Along with Kotsur -- the first deaf male actor to win an Oscar -- other nominees in this category were Ciaran Hinds of “Belfast,” Jesse Plemons of “The Power of the Dog,” J.K. Simmons of “Being the Ricardos” and Kodi Smit-McPhee of “The Power of the Dog.”
In announcing Kotsur’s win, Youn first signed Kotsur’s name before carefully pronouncing it. She held the Oscar trophy for him as he signed his acceptance speech.
In film “CODA,“ Ruby (Emilia Jones) is the only hearing member of her family. Her parents Frank (Kotsur) and Jackie (Marlee Matlin) and older brother Leo (Daniel Durant) are all deaf. Ruby is with her family 24/7 to assist them and help them connect with the world. One day, Ruby auditions for the school choir and discovers her talent. However, she is worried about leaving her family to pursue her singing career.

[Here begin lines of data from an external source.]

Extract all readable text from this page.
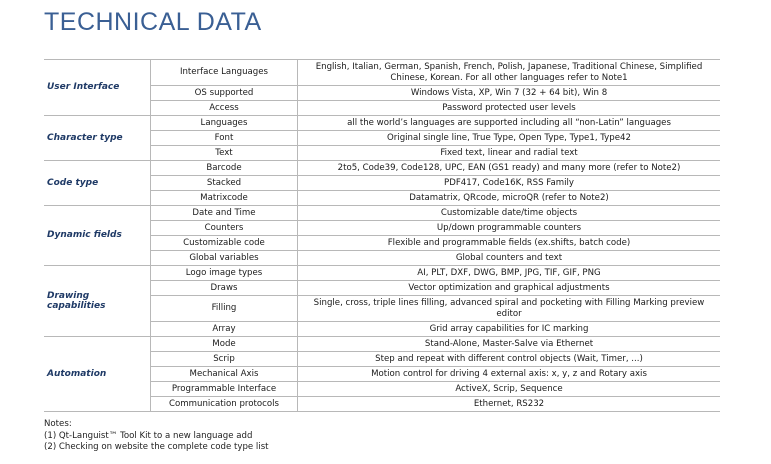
TECHNICAL DATA
User Interface	Interface Languages	English, Italian, German, Spanish, French, Polish, Japanese, Traditional Chinese, Simplified Chinese, Korean. For all other languages refer to Note1
	OS supported	Windows Vista, XP, Win 7 (32 + 64 bit), Win 8
	Access	Password protected user levels
Character type	Languages	all the world’s languages are supported including all “non-Latin” languages
	Font	Original single line, True Type, Open Type, Type1, Type42
	Text	Fixed text, linear and radial text
Code type	Barcode	2to5, Code39, Code128, UPC, EAN (GS1 ready) and many more (refer to Note2)
	Stacked	PDF417, Code16K, RSS Family
	Matrixcode	Datamatrix, QRcode, microQR (refer to Note2)
Dynamic fields	Date and Time	Customizable date/time objects
	Counters	Up/down programmable counters
	Customizable code	Flexible and programmable fields (ex.shifts, batch code)
	Global variables	Global counters and text
Drawing capabilities	Logo image types	AI, PLT, DXF, DWG, BMP, JPG, TIF, GIF, PNG
	Draws	Vector optimization and graphical adjustments
	Filling	Single, cross, triple lines filling, advanced spiral and pocketing with Filling Marking preview editor
	Array	Grid array capabilities for IC marking
Automation	Mode	Stand-Alone, Master-Salve via Ethernet
	Scrip	Step and repeat with different control objects (Wait, Timer, ...)
	Mechanical Axis	Motion control for driving 4 external axis: x, y, z and Rotary axis
	Programmable Interface	ActiveX, Scrip, Sequence
	Communication protocols	Ethernet, RS232
Notes:
(1) Qt-Languist™ Tool Kit to a new language add
(2) Checking on website the complete code type list
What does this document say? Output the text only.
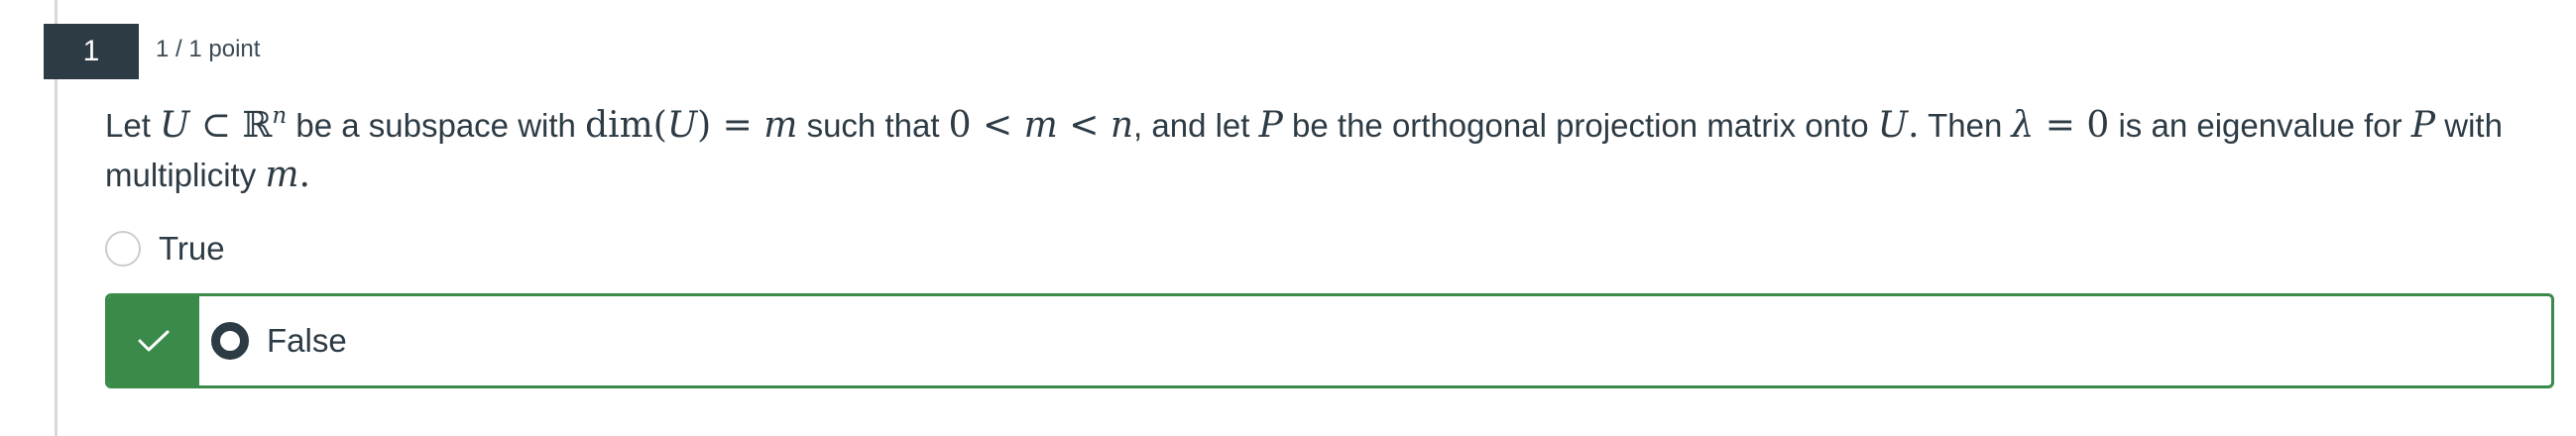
1	1 / 1 point
Let U ⊂ ℝ$^n$ be a subspace with dim(U) = m such that 0 < m < n, and let P be the orthogonal projection matrix onto U. Then λ = 0 is an eigenvalue for P with multiplicity m.
True
False
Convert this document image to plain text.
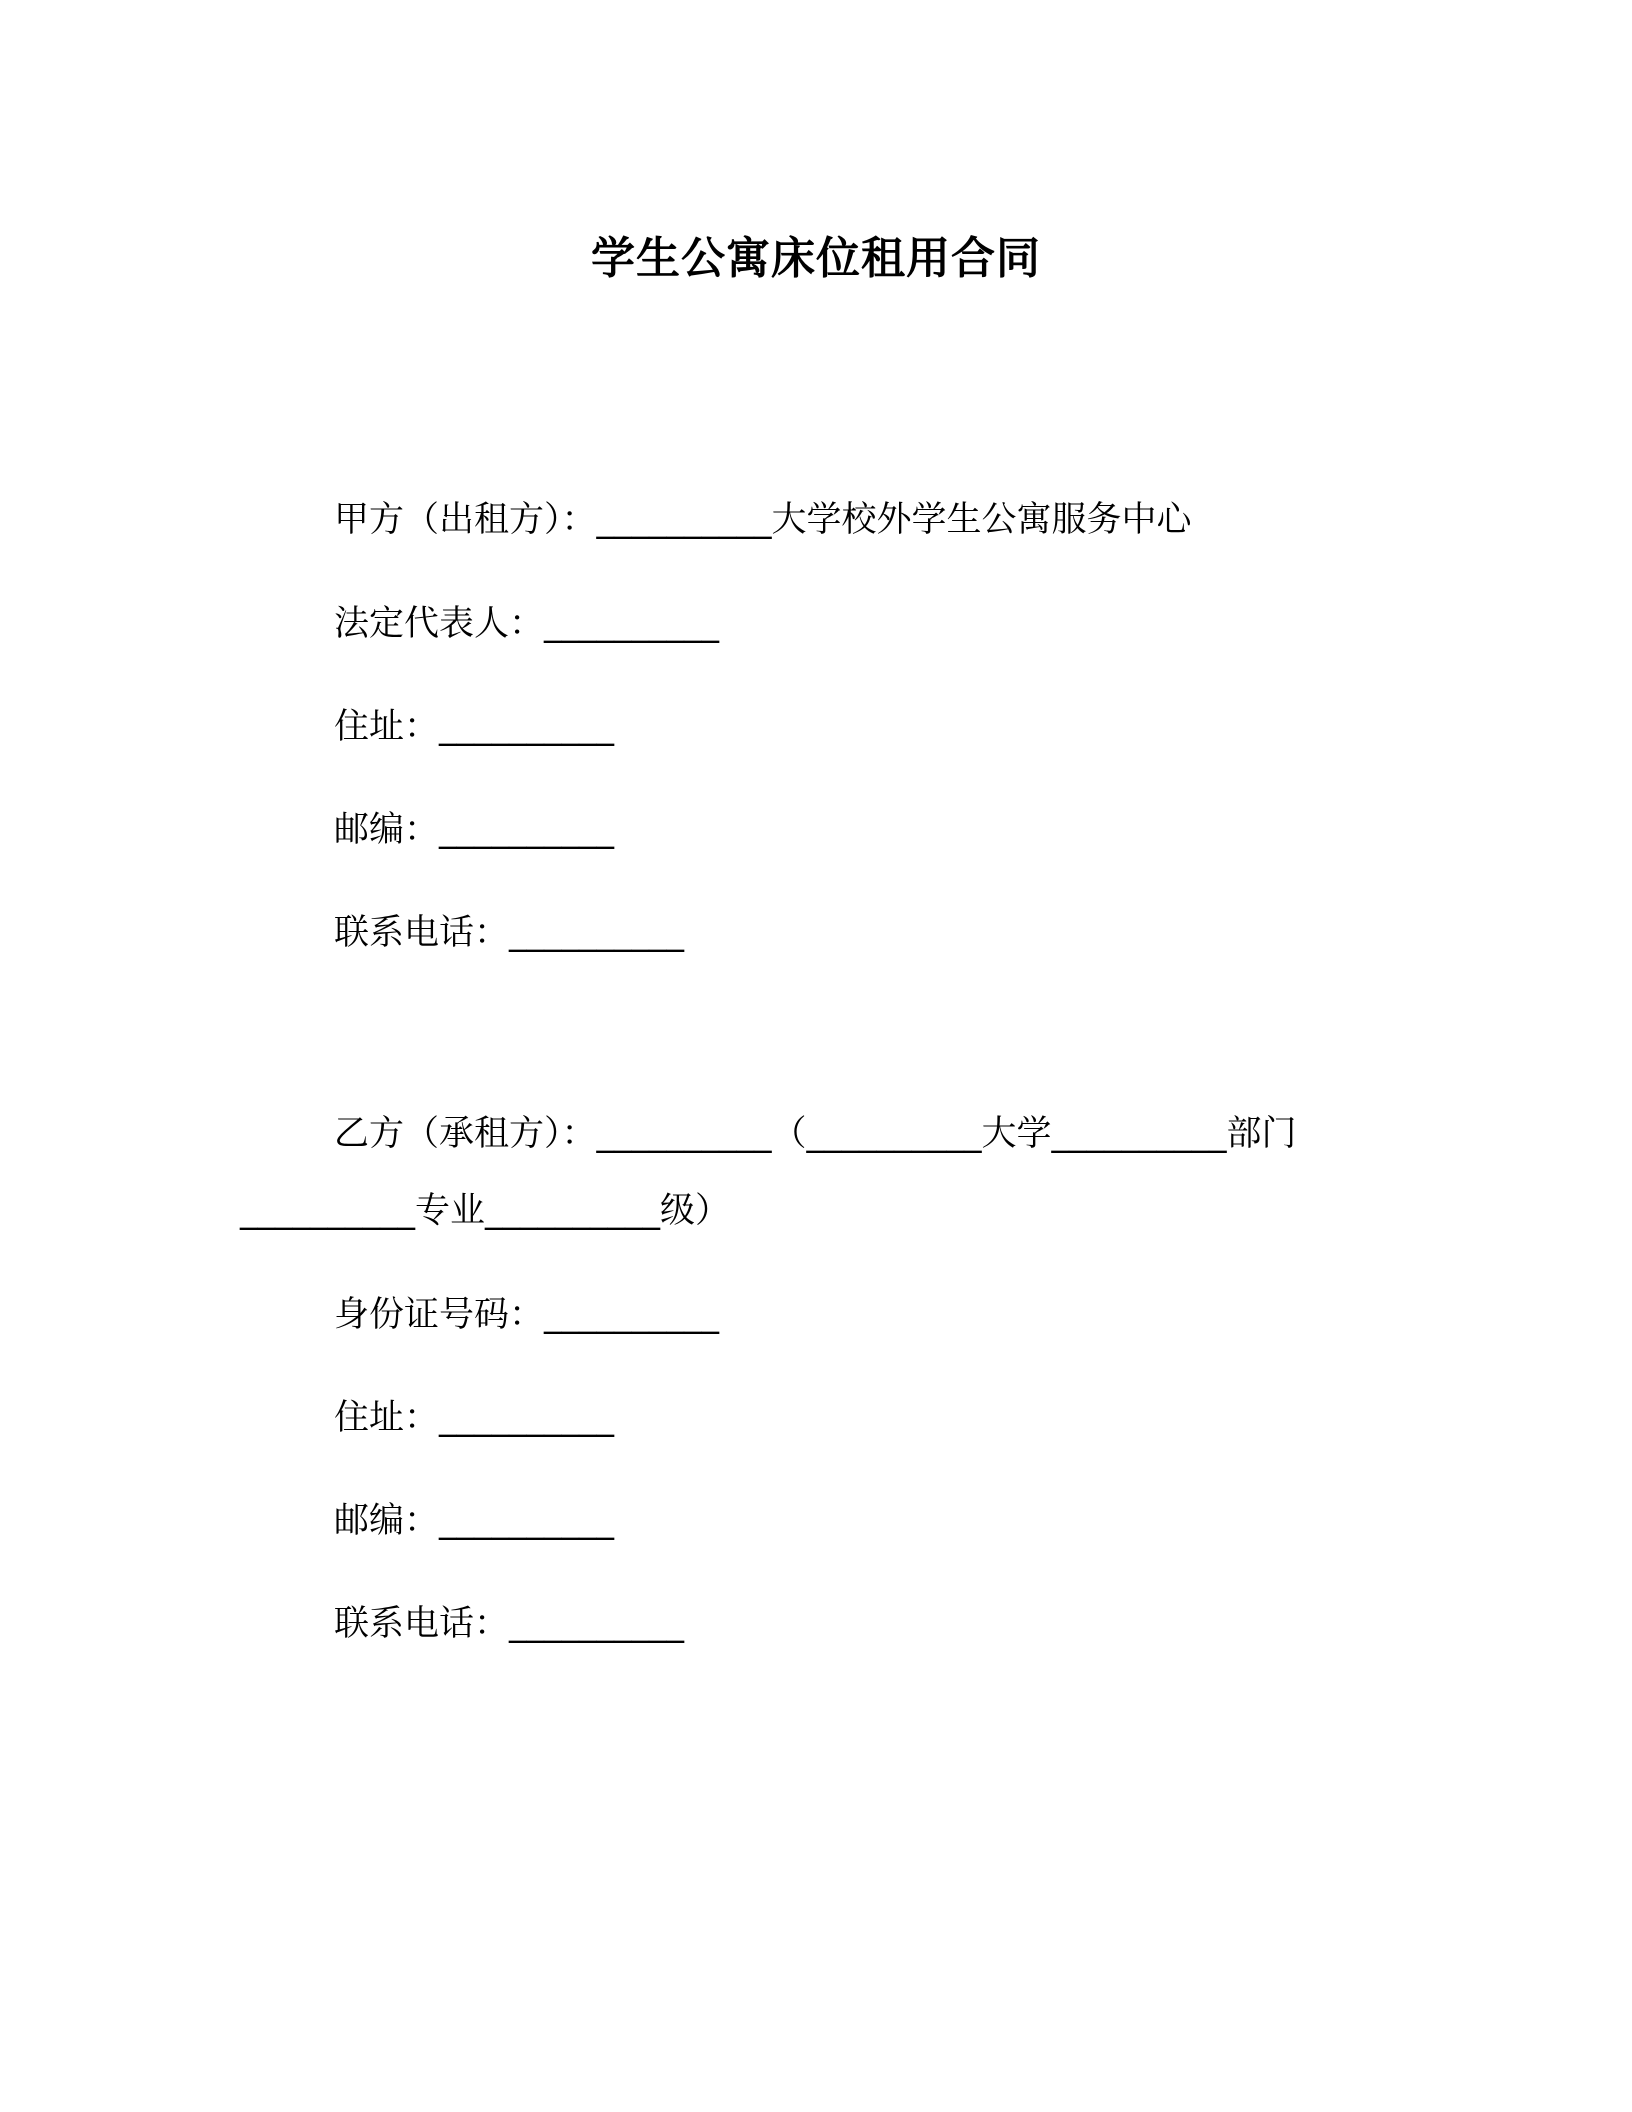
学生公寓床位租用合同

甲方（出租方）：__________大学校外学生公寓服务中心

法定代表人：__________

住址：__________

邮编：__________

联系电话：__________

乙方（承租方）：__________（__________大学__________部门

__________专业__________级）

身份证号码：__________

住址：__________

邮编：__________

联系电话：__________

Last year, Youn won best supporting actress at the Oscars for the US film “Minari,“ becoming the first Korean to win an acting prize at the Academy Awards.
Directed by Korean American director Lee Isaac Chung, “Minari” is a semiautobiographical film featuring the story of a first-generation Korean immigrant family pursuing the American dream. The movie is shown from the viewpoint of a 7-year-old boy in Arkansas in the 1980s.